“A corrida é um escape e uma terapia”

3ª São Silvestre da Lagoa reuniu mais de 3 centenas de atletas, amadores e profissionais, vindos de vários pontos da ilha.

Corrida teve o seu início e fim junto ao edifício do Expolab no Tecnoparque Foto DL

O quarteirão entre o Nonagon e o Expolab, no Parque de Ciência e Tecnologia de São Miguel, no Rosário, encheu-se de cor e movimento. Os grupos de participantes iam-se amontoando na estrada e as camisolas indicavam quem era quem. José Pimentel, 45 anos, veio de Ponta Delgada para a São Silvestre de Lagoa. É engenheiro, mas fora de horas, veste a camisola verde do Morcegos Trail, um grupo que começou a correr na Rocha da Relva à noite e que, agora, participa em diversas provas de trail e estrada. “Já fazia as minhas corridinhas mas como a minha filha começou a fazer atletismo começamos a acompanhá-la às provas de estrada e decidi participar nas provas”, explica . José treina 3 a 4 vezes por semana mas garante que veio à prova lagoense “pelo convívio com a malta do grupo mas também por ser uma forma de queimar as calorias do Natal”.

José Pimentel faz vários treinos semanais através do grupo Morcegos Trail Foto DL

Bruno Oliveira também fala nos extras desta quadra natalícia. O técnico de exercício físico, natural do Pico da Pedra, dirige um espaço de treino funcional e diz que “qualquer coisa serve para queimar as calorias a mais ingeridas no Natal”. O participante concorda que o importante é mesmo o convívio, garante não estar preocupado com os resultados preferindo realçar o culto do desportivismo que diz ser o mais importante neste tipo de prova.

Nesta terceira edição da São Silvestre de Lagoa, viram-se  famílias inteiras, crianças, jovens e adultos de todas as idades. Susana Medeiros, 45 anos, é natural de Lagoa e garante ser “uma honra participar numa prova no concelho e sair do sofá”.  A Técnica Superior veste a camisola do Let´s Run Azores, um dos muitos grupos de corrida que participaram no evento. Susana garante que “ a corrida é um escape e uma terapia”. Admite que inicialmente até nem gostava de correr mas depois de continuar “torna-se um vício de uma forma natural e é muito bom sentirmo-nos bem connosco próprios”.

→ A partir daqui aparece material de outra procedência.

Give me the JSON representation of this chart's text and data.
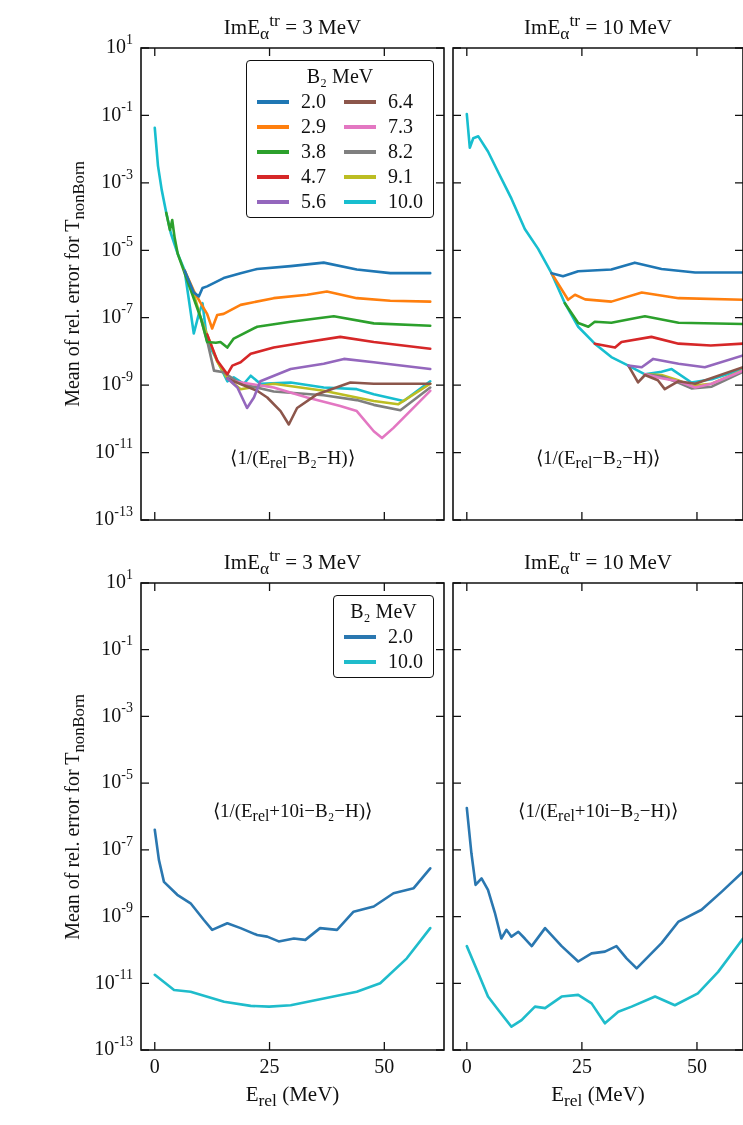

Susana Medeiros (à esquerda) corre regularmente com o grupo Let´s Run Azores Foto DL

“A corrida está  muito na moda”

Ricardo Reis de 54 anos também concorda com Susana. “É contagiante e viciante. Gosto de correr porque me faz bem ao fisico e à mente, é o meu escape”, garante o desenhador na área da construção civil que participa nesta prova pela primeira vez e mostra-se agradado com o percurso.

Para Nelson Santos “a corrida está muito na moda como os trails também. São desportos de muito fácil acessibilidade, muito baratos e podem-se fazer quando se quiser”. Em declarações ao Diário da Lagoa, o vereador para a área do desporto da autarquia lagoense diz que no próximo ano a prova “deverá  migrar para junto das pessoas porque esta atividade tem de estar junto das pessoas para que a possam ver”. O objectivo passa por incluir o percuso dos 7.5 km da corrida pelo centro da cidade. A preocupação foi levantada também por José Branquinho.  O Presidente do Clube Desportivo Operário Lagoa, organizador da prova em parceria com a Câmara de Lagoa, quer que a próxima corrida seja feita dentro da cidade, admitindo que “o objetivo do próximo ano é melhorar e chegar aos mil participantes, à semelhança do que acontece na São Silvestre de Ponta Delgada”.

Apesar dos problemas logísticos deste ano, relacionados com o levantamento dos dorsais por parte de alguns participantes, a organização faz um balanço positivo do evento. A 3ª São Silvestre de Lagoa, que aconteceu este sábado, dia 28 de dezembro, contou com mais de 370 inscritos na geral, benjamins, infantis, inciados e juvenis e desporto adaptado.